Appalti truccati nelle Asl del Piemonte, 19 arresti e perquisizioni in 30 ospedali

Gare truccate e corruzione all’interno delle Asl piemontesi. Le accuse sono turbativa d’asta e corruzione e sono 19 gli indagati nell’indagine della guardia di finanza del gruppo Torino che è stata soprannominatoa “Molosso”. In tutto il Piemonte, e in particolare nelle province di Torino, Novara e Alessandria sono stati perquisiti una trentina tra ospedali, asl e abitazioni private. 
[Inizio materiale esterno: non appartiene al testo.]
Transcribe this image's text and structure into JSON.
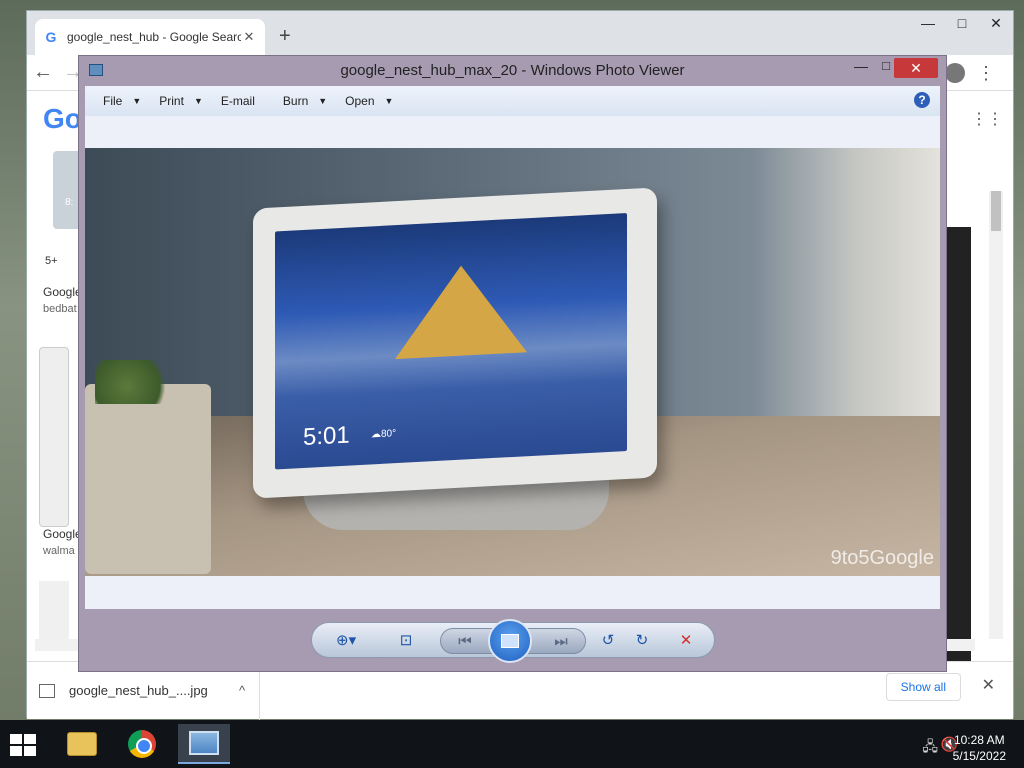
{
  "chrome": {
    "tab_title": "google_nest_hub - Google Search",
    "tab_close": "✕",
    "new_tab": "+",
    "win_minimize": "—",
    "win_maximize": "□",
    "win_close": "✕",
    "back_icon": "←",
    "forward_icon": "→",
    "menu_icon": "⋮",
    "apps_icon": "⋮⋮",
    "google_logo": "Go",
    "left_badge": "8:",
    "tag_label": "5+",
    "result1_title": "Google",
    "result1_source": "bedbat",
    "result2_title": "Google",
    "result2_source": "walma",
    "download_file": "google_nest_hub_....jpg",
    "download_chevron": "^",
    "show_all": "Show all",
    "download_close": "✕"
  },
  "viewer": {
    "title": "google_nest_hub_max_20 - Windows Photo Viewer",
    "min": "—",
    "max": "□",
    "close": "✕",
    "menus": [
      {
        "label": "File",
        "arrow": "▼"
      },
      {
        "label": "Print",
        "arrow": "▼"
      },
      {
        "label": "E-mail",
        "arrow": ""
      },
      {
        "label": "Burn",
        "arrow": "▼"
      },
      {
        "label": "Open",
        "arrow": "▼"
      }
    ],
    "help": "?",
    "photo": {
      "time": "5:01",
      "temp": "☁80°",
      "watermark": "9to5Google"
    },
    "controls": {
      "zoom": "⊕▾",
      "fit": "⊡",
      "prev": "⏮",
      "next": "⏭",
      "rotate_ccw": "↺",
      "rotate_cw": "↻",
      "delete": "✕"
    }
  },
  "taskbar": {
    "clock_time": "10:28 AM",
    "clock_date": "5/15/2022",
    "network_icon": "🖧",
    "volume_icon": "🔇"
  },
  "icons": {
    "start": "windows-logo-icon",
    "file_explorer": "folder-icon",
    "chrome": "chrome-icon",
    "photo_viewer": "photo-viewer-icon"
  }
}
Gravi, secondo gli inquirenti, le ipotesi di reato a carico degli indagati con conseguenti danni patrimoniali ed economici all’intero servizio sanitario nazionale, a vantaggio, in particolare, di un’azienda torinese e di una multinazionale veneta leader nel settore della fornitura di prodotti ed apparecchiature mediche.


Nel corso dell’operazione i finanzieri hanno anche sequestrato in via preventiva conti correnti riconducibili a tangenti ricevute da parte di uno degli indagati di Torino.

Nel mirino della Procura e degli uomini del 1° nucleo operativo metropolitano della guardia di finanza torinese, anche alcune gare d’appalto sospette, lanciate per favorire la multinazionale coinvolta nell’indagine: se la multinazionale si fosse aggiudicata le gare avrebbe guadagnato milioni per la fornitura di camici e divise per medici e infermieri.

All’ospedale di Alessandria le indagini hanno portato ad individuare un coordinatore infermieristico, membro della commissione per a gara d’appalto per l’aggiudicazione della fornitura di prodotti e apparecchiature mediche per la chemioterapia che, secondo le indagini, avrebbe favorito una specifica società. L’indagine ha coinvolto 5 società.